A slew of Budget measures such as introduction of real estate investment trusts and easier FDI norms have boosted the prospects of real estate sector players. These changes bode well for Prestige Estates, a Bangalore-based real estate developer. It is on a strong growth track in both its commercial and residential business. The company’s revenue and earnings grew 30 per cent and 10 per cent respectively in 2013-14. The stellar performance in a difficult year was due to an annual growth of 50 per cent in new project launches, 16 per cent in new sales and 26 per cent in rental income.

Investors have rewarded the stock – it has nearly doubled over the last year. At the current market price of ₹252, the stock trades at around 20 times its 2013-14 earnings. This is comparable to its peer Oberoi Realty and at a discount to Phoenix Mills which trades at multiple of 26 times. Strong upcoming project pipeline, improving margins and higher rental income make Prestige an attractive option for investors.

Prestige’s earnings are expected to increase by over 30 per cent in 2014-15, aided by both commercial and residential segment growth. The management expects bookings to increase nearly 15 per cent to ₹4,000 crore in 2014-15. Additionally, the company has unrecognised revenue (from existing bookings) of around ₹6,800 crore, as of March 2014. This is sizeable in comparison to the company’s revenue of nearly ₹2,500 crore in 2013-14. Many of these projects are likely to reach their revenue recognition threshold in the next two years, providing good revenue visibility.

Improving rentals

Prestige’s rental income from malls, hospitality and commercial assets has been increasing, as new properties are completed. After growing 25 per cent in 2013-14 to ₹290 crore, rental income is expected to rise nearly 35 per cent in the current year, to ₹390 crore.

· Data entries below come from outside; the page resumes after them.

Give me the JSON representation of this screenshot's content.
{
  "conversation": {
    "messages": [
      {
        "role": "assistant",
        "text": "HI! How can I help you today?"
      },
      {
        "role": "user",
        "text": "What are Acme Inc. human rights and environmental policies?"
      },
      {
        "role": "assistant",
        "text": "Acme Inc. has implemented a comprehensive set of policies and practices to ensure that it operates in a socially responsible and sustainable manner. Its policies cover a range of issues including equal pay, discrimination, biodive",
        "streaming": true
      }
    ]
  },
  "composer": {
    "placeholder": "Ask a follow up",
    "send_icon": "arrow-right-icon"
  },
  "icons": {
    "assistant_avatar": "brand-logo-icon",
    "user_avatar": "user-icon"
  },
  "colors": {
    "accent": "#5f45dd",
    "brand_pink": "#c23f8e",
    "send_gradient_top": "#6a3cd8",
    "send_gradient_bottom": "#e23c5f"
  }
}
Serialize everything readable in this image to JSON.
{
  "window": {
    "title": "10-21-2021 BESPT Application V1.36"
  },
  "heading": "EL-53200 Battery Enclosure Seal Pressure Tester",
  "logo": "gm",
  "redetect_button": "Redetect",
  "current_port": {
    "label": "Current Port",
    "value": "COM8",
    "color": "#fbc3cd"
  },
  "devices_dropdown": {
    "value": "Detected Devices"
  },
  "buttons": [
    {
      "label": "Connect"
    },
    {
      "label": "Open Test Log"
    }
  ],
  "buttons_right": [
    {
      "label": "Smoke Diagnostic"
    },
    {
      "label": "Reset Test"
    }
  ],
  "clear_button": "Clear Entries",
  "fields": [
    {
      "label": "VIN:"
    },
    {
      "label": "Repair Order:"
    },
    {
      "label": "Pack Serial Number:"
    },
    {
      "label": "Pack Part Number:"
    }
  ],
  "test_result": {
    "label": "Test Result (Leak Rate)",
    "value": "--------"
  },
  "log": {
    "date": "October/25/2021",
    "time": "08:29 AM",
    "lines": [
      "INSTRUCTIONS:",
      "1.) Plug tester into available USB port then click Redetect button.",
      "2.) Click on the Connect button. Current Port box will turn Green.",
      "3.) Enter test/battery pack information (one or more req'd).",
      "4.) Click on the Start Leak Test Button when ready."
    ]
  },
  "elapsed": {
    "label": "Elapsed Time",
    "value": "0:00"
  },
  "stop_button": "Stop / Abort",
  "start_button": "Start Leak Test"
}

However, capital expenditure on the rental portfolio has increased debt by ₹6,400 crore; the company’s consolidated net debt stands at ₹23,300 crore, as of March 2014. Debt-to-equity ratio stands at a manageable 0.8 times and may stay at these levels next year; thiscould likely improve in 2015-16 as cap-ex reduces. Also, the launch of real estate investment trusts could provide exit opportunities, easing debt concerns.